Friday, January 8, 2010

How this works...

We've gotten alot of questions from family and friends about how this whole process works.  When you are pursuing an adoption from Russia, there are a number of things that have to happen before you meet your child.  You have to have a homestudy, which is an in-depth look at your family, health, finances, general sanity and fitness to parent a small human being.  You need to select an adoption agency, they are your representatives that handle the paperwork and act as a liason between you and the Russian government.  These last two sentences add up to about 3-6 months of paperchasing, appointments and startling cash outlays.

Once you have a completed homestudy and an agency, you complete your dossier.  Your dossier is an even more comprehensive overview of every single thing anyone could ever want to know about your family.  Religious beliefs, parenting style, family history, medical history, financial stability, how tall you are and whether or not you have ever been arrested or convicted of a crime.  They know it all.  Once you have compiled your dossier (can take another couple of months) you submit it to your agency for translation and eventual registration in the region in which you hope to adopt.  Each agency handles it differently.  Some assign you to regions and you get in line and await your referral.  Some wait until they have a referral, then register you in the region the child comes from.  It varies.

The referral process can go two different ways... sometimes you get a photograph and a very brief medical blurb about the child.  Sometimes you travel "blind".  Blind travel means you know nothing, absolutely nothing about the child you're going to meet.  With Jackson we got a photograph and some measurements from birth to the present.  We knew a tiny bit about his birth mother, and that was it.  We decided that he was too delicious NOT to meet and sallied forth to Kemerovo and lived happily ever after, the end.  Okay, there was a whole lot more to the story, if you want the details, just ask.  The following is Jackson's referral photo.  Do you see why we rushed halfway around the world to meet him?  I thought you might.

This time around we are traveling blind.  We know (at least we HOPE we know) that it will be a boy, between the ages of 8 months and 2 years old.  That's what we asked for, it remains to be seen if the Russian government agrees!  We will not know anything else until Monday, February 8th when we meet with the Ministry of Education (MoE) representative in Moscow.  There we will be given a small, blurry, often terrifying looking photo (we think the DMV travels over there specifically to take the bad pictures) of the child along with a brief summary of his medical background.  Then we travel to the orphanage to meet him.

Since we are going into this with no information, we have hired Dr. Oleg Togoyev, a Russian pediatrician with Western training to come with us to the orphanage to take a look at our new little guy.  After the years I've spent looking at children, I feel comfortable doing the basic developmental screening and plotting growth curves, etc.  But there's one thing I can't do... read a Russian medical record.  He will be our pediatrician while we are in country.  We will be making the decision to adopt based on his recommendation.

The most difficult, painful situation we might encounter would be to have to decline a referral.  Generally that happens when the child has significant medical problems, or severe delays.  It is every adoptive parents nightmare.  If for some reason we have to decline a referral, we risk coming home without a child at all.  It all depends on if there is another child available for adoption in the region that fits the parameters set forth in the homestudy.  We hope and pray we are not faced with that situation.

Once we accept the referral, we petition the Russian courts for a hearing.  That generally happens anywhere from 4-8 weeks after we file.  Then we come home and wait... and wait... and wait.  When we get our court date, we fly back to Russia and (hopefully) are named the parents of our newest son.  Then we fly home without him yet again.  In Russia there is a 10 day waiting period before any civil or family court judgement becomes final.  It's known as the "10 day wait", for rather obvious reasons, I would think.
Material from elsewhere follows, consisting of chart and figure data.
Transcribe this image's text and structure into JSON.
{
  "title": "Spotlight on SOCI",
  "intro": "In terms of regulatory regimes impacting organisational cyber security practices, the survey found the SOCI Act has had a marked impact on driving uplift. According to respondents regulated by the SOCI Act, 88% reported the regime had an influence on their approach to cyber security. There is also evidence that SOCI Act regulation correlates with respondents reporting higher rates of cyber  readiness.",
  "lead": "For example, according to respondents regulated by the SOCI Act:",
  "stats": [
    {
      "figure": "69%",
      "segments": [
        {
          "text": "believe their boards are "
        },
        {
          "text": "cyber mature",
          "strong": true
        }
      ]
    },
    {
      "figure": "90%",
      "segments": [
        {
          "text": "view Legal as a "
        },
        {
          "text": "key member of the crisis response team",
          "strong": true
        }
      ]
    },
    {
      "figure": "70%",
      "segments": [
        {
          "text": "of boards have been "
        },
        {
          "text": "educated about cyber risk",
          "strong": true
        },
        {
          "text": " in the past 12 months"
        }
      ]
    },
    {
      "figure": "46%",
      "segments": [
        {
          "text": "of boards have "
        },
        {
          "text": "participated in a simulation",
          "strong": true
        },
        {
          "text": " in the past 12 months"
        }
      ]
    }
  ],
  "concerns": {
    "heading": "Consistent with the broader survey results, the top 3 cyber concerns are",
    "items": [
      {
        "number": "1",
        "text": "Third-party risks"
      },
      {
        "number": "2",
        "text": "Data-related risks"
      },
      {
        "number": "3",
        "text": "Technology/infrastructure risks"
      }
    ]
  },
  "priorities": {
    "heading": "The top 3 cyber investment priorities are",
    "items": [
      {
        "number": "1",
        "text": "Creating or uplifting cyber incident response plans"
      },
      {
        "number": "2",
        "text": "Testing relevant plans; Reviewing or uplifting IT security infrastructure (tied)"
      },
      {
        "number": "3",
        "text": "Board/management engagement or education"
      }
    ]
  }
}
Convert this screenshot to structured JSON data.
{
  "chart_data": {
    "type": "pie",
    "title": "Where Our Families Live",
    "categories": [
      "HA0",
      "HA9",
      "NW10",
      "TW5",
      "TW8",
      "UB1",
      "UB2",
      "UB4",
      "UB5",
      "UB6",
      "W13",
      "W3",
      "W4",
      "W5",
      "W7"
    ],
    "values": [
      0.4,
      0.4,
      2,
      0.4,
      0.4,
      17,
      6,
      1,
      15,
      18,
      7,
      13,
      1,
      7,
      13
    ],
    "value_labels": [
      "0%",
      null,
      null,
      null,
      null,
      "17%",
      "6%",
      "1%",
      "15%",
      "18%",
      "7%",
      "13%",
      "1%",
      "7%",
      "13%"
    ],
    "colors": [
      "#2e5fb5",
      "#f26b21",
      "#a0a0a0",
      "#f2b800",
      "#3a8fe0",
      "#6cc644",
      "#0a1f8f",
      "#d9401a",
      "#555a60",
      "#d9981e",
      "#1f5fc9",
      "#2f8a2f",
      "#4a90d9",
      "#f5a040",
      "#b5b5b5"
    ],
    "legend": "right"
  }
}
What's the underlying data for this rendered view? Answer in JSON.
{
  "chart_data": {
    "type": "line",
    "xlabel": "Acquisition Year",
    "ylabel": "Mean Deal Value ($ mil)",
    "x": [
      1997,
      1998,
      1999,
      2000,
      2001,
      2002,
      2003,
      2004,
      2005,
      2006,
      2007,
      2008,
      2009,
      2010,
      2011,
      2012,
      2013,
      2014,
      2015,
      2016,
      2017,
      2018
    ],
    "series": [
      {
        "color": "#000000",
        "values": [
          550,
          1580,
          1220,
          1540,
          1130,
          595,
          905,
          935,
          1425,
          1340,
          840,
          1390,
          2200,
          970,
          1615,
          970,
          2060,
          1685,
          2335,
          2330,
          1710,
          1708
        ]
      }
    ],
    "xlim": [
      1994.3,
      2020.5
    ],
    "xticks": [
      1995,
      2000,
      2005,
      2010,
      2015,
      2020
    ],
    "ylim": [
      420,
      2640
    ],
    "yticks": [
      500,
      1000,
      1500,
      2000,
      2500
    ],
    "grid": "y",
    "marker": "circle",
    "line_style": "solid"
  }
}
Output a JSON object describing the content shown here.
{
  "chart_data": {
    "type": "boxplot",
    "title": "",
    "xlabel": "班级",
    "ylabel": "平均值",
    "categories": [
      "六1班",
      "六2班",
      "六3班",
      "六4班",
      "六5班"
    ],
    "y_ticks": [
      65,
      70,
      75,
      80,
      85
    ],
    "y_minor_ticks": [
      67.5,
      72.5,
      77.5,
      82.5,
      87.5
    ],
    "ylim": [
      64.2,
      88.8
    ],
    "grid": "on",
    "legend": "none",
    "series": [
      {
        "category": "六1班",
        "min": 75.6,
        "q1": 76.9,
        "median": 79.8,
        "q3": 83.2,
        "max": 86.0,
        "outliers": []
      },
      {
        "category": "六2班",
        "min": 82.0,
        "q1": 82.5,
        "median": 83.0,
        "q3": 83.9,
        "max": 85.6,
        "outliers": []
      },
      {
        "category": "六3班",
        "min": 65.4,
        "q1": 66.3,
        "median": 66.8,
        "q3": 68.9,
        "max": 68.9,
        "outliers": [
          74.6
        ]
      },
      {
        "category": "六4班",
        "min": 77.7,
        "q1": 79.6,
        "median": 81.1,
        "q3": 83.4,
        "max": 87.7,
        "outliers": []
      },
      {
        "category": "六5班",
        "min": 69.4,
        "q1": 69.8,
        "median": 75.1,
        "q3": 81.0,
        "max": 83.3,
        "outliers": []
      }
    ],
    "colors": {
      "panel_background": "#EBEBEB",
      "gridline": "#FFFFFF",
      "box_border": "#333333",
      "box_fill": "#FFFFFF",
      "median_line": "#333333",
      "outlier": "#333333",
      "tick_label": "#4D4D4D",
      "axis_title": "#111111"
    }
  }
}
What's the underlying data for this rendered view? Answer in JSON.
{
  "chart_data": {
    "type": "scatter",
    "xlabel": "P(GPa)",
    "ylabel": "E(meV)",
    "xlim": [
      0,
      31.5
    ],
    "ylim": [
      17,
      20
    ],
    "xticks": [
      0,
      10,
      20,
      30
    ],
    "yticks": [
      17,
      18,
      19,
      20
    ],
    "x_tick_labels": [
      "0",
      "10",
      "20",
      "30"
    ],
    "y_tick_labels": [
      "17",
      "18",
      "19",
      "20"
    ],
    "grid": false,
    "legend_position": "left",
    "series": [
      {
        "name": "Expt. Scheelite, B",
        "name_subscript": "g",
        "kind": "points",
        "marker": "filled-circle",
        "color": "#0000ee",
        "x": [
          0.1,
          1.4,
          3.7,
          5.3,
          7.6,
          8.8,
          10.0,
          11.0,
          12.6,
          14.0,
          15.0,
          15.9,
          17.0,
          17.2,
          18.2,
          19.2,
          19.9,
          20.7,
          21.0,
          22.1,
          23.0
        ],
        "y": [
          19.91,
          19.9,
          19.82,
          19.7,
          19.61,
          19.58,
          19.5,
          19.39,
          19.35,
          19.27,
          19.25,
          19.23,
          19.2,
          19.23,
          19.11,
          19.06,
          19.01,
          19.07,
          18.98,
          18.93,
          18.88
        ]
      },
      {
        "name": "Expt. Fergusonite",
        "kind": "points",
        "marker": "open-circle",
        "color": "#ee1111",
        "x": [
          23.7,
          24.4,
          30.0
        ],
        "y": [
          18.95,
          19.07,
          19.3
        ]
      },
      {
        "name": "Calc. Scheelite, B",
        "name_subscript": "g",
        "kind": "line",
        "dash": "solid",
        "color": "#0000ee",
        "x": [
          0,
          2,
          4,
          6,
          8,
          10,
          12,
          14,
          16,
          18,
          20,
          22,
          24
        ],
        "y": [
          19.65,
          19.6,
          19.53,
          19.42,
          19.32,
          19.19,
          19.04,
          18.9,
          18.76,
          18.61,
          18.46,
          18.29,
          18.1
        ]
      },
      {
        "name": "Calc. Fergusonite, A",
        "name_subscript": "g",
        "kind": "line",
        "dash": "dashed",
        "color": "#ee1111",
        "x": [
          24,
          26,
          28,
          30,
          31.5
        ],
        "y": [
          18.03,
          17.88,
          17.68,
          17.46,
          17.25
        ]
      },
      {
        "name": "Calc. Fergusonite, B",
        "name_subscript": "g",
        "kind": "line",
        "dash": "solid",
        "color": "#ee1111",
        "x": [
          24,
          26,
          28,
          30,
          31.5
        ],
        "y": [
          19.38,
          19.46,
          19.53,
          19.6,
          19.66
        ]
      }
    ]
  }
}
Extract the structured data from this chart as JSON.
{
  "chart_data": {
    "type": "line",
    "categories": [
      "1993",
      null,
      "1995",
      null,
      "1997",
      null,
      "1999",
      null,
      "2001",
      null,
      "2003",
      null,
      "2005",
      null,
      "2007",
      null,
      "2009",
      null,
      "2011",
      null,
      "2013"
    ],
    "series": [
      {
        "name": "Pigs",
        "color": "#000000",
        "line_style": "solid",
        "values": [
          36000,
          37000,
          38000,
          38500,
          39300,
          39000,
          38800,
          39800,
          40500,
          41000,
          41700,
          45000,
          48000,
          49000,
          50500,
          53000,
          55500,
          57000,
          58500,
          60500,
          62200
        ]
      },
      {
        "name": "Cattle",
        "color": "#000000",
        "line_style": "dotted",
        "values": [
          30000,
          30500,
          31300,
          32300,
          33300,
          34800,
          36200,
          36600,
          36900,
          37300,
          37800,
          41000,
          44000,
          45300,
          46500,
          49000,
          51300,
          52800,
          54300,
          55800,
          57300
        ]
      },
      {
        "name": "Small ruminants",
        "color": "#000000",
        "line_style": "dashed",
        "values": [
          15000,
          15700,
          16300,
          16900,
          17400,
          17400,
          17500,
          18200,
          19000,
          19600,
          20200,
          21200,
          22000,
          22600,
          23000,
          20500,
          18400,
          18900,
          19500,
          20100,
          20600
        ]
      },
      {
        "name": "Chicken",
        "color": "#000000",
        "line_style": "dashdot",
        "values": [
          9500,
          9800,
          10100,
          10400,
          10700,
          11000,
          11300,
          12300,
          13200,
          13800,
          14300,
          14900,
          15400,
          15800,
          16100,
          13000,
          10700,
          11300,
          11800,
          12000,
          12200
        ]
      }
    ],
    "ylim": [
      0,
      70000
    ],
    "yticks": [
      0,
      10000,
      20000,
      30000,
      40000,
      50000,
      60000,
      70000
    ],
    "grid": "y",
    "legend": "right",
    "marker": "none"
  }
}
Once the 10 day wait is over, we fly back to Russia... are we keeping count?  Yes, folks that's THREE trips to Russia!!  Now we finally get to bring our little guy home.  He has to get poked, prodded, photographed and make a trip to the US Embassy in Moscow to receive a visa to enter the United States.  When we land at JFK and his little toes touch the ground he will become an American citizen and we will collapse gratefully into our own beds.  That is until he wakes up crying every 45 minutes because he doesn't know where in the heck he is... but that's another story for another day.

One thing we have to tell you, though.  We are absolutely NOT allowed to post photos of our son until we take custody of him after the 10 day wait.  We can send the odd little photo to desperate Aunts and Grandparents, but the rest of you will have to suffer until he's legally ours.  But just so you know... if you email us privately, we might be persuaded to bore you to tears with a thousand or so photos of him doing the exact same thing... just like any other new parent!

Hope this helps clarify things!  Any questions?  Let us know, we're happy to help!